A dataset is any project item or portal item that can be added to a map. Examples of datasets include feature classes, tables, services that provide access to data, layer packages, and imagery layers. Datasets may be stored online or on the file system.
A data source is the dataset to which a map layer is connected.
A layer template is a schema-only layer package that is provided in a specific location where ArcGIS Pro looks for layer templates.
A project's home folder is the location where the project file is stored. If a new file geodatabase is created as the project's default geodatabase, it is also created in the project's home folder.
Every project has a file geodatabase that serves as a default geodatabase. By default, when you create a project, a file geodatabase is created as its default geodatabase. However, you can designate an existing geodatabase as the default geodatabase instead.
The geoprocessing environment uses the project's default geodatabase to determine the default workspace where output items created by geoprocessing operations are stored. Similarly, if you create map layers from a layer template, the datasets that contain the layer data are created in the default geodatabase.

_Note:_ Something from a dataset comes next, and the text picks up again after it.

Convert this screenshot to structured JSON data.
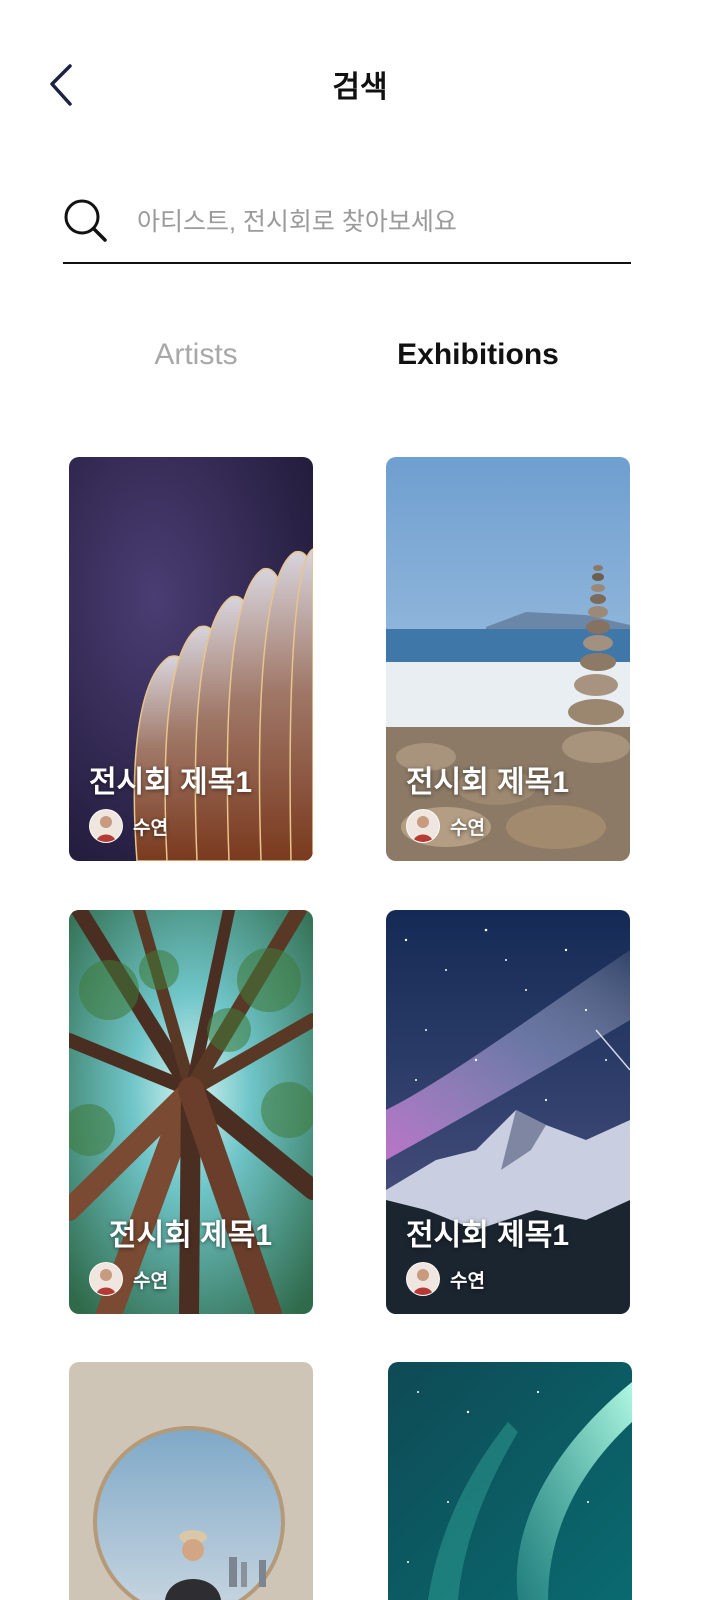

Every project has a toolbox that serves as a default toolbox. By default, when you create a project, a toolbox is created as its default toolbox. However, you can designate an existing toolbox as the default toolbox instead. Models that are created in your project are stored in the default toolbox.
Information that describes items in ArcGIS is called metadata. Metadata allows you to find items with a search and evaluate which of the items in your search results is the correct one to use. Organizations typically have a standard that determines what level of content must be provided in an item's metadata to document it. ArcGIS Pro supports several formal standards, or metadata styles. At a minimum, good metadata consists of an item description that includes a title, tags, thumbnail, summary, description, credits, use limitations, and an appropriate extent and scale range for working with the data.